Although the Long Lake Dam played a vital role in the development of the Spokane area, it had a very negative effect on the ecosystem of the area. Within the region, local environmental groups and citizens alike were angered by the development of the new dams because of the environmental impacts and cultural impacts that occurred, but in 1915, the United States saw electricity as being more important and an immediate necessity.
Before the dam was built, the Spokane River had an annual summer run of about a million chinook salmon. This genetic strain of chinook salmon typically weighed about 50 to 80 pounds, making them some of the largest fish in the northwest. After construction in 1915, the dam did not contain a fish ladder, cutting off the movement of salmon to the rest of the Spokane River. This was a catastrophe for the Native Americans who depended on the salmon year after year along the Spokane River for food and cultural purposes. In addition, the devastation of salmon population along the river was perpetuated by the construction of the Grand Coulee Dam in 1939, thereby blocking all upriver salmon runs.

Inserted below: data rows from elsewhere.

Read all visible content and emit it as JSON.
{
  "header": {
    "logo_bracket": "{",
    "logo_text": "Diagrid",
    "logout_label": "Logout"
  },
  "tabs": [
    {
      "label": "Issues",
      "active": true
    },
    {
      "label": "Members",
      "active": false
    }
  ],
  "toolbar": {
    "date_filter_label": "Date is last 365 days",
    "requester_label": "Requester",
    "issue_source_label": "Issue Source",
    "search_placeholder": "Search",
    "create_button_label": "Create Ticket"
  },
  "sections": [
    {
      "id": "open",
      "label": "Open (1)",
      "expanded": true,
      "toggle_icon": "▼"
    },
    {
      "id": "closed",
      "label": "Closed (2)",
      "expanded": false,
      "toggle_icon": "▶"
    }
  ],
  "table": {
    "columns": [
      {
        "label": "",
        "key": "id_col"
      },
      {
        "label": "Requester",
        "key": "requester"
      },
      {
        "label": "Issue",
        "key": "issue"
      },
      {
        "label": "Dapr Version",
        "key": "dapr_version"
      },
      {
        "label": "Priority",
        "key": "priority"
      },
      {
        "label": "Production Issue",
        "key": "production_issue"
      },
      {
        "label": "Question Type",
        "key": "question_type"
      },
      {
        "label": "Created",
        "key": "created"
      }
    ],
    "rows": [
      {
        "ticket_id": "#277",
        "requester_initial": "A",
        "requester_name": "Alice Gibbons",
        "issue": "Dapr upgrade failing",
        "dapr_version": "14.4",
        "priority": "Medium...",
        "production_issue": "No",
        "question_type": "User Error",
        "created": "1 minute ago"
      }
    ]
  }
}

Organic materials from along the river that wash downstream accumulate behind dams. As material starts to decompose, it consumes a large amount of oxygen. This can trigger algae blooms which create “dead zones” which are areas incapable of supporting life of any kind. Water temperatures in dam reservoirs can also differ greatly between the surface and depths below which can complicate survival for marine life evolved to handle natural temperature cycling. Dams can also release oxygen-deprived water with unnatural temperatures downstream which can send harmful conditions further along the river. In 2004, sections of the Spokane River were listed as impaired water bodies from the Washington State water quality standards. This was due to summertime low flows, caused by the dams, which led to low dissolved oxygen levels. In 2012, the Washington Department of Ecology identified a toxin algae bloom producing microcystin. This toxin in the blue green algae does not have deadly affects to humans, but it can affect animals and ecosystems. This is why maintaining adequate dissolved oxygen levels is important for supporting all natural aquatic life and keeping ecosystems stable.